Consumer spending accounts for 70 percent of economic activity. It grew at a solid rate during the first three months of the year, but consumers have held back in the past two months. Many are worried about high unemployment, a volatile stock market, and a housing industry that has struggled without government incentives.
Retail sales revenue fell 0.5 percent in June, the Commerce Department said. That followed a 1.1 percent fall in May.
Pulling down the overall June figures was a drop in auto sales and declining gas prices. Excluding those categories, sales ticked upward slightly for the month.
Businesses are also slowing their pace of restocking their shelves. The Commerce Department said last Thursday that business inventories rose 0.1 percent in May, but sales dropped 0.9 percent, the first decline since March 2009.
Businesses helped drive the early stages of the recovery last year by building up their stocks after slashing them during the recession.
One encouraging sign for the economy is that companies are spending more on technology.

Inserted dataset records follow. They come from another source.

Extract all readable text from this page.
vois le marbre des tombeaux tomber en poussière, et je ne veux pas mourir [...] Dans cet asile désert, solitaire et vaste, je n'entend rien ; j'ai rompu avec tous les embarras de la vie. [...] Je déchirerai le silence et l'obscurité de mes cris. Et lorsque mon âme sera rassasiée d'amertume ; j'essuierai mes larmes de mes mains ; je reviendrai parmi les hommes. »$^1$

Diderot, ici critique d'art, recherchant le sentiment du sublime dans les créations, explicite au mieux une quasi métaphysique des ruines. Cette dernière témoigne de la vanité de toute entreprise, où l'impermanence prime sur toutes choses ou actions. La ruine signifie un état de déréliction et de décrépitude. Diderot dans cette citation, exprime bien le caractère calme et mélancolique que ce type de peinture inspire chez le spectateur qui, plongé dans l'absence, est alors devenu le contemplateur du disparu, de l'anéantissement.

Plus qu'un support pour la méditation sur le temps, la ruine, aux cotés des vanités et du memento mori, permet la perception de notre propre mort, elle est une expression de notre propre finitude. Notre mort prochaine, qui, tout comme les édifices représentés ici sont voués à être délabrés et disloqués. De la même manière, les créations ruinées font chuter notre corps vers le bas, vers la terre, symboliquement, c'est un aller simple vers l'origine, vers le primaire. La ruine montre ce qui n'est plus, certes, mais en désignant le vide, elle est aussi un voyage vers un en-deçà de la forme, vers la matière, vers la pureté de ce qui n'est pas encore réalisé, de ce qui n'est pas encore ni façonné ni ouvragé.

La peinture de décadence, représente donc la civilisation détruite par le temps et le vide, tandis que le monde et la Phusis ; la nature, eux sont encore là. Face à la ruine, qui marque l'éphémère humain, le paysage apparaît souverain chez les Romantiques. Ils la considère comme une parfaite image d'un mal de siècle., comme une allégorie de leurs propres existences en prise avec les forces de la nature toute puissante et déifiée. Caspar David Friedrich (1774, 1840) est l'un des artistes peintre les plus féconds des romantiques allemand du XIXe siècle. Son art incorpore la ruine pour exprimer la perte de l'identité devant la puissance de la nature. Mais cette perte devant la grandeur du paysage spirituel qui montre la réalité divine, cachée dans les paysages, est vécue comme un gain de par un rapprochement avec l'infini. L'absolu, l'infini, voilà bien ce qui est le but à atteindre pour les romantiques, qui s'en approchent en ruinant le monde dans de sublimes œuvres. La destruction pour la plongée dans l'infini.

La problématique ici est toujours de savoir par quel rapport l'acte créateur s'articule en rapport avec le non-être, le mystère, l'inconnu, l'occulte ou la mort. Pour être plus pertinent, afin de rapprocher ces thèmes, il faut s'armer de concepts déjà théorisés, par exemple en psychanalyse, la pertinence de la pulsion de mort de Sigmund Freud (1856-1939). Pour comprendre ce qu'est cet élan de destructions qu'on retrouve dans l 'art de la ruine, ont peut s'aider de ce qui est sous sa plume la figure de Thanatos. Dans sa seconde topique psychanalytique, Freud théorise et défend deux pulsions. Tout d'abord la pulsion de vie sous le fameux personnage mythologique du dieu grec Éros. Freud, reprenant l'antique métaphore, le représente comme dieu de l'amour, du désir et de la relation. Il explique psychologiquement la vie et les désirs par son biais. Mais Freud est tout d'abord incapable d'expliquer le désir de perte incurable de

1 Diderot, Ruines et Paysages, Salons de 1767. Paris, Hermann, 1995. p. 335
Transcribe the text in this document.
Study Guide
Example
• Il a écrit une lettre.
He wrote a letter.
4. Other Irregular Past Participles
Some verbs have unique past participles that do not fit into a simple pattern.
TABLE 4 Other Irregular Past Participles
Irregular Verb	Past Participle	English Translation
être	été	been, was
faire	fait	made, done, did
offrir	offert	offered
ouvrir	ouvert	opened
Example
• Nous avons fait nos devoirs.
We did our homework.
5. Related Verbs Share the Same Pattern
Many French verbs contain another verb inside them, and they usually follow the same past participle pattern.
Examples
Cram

Intel, the world’s No. 1 semiconductor company, this week reported its biggest quarterly net income in a decade. The company’s second-quarter earnings figures showed that large corporations are now buying more computers that use Intel’s most expensive chips.
Consumers who have the extra cash are able to take advantage of discounts. Wyss said consumers with jobs were responding to bargains. It just does not show up in retail sales statistics, which are not adjusted for price changes.
Some retailers showed signs of strength in June. Department stores sales posted a 1.1 percent gain. Stores like Wal-Mart also posted a slight increase.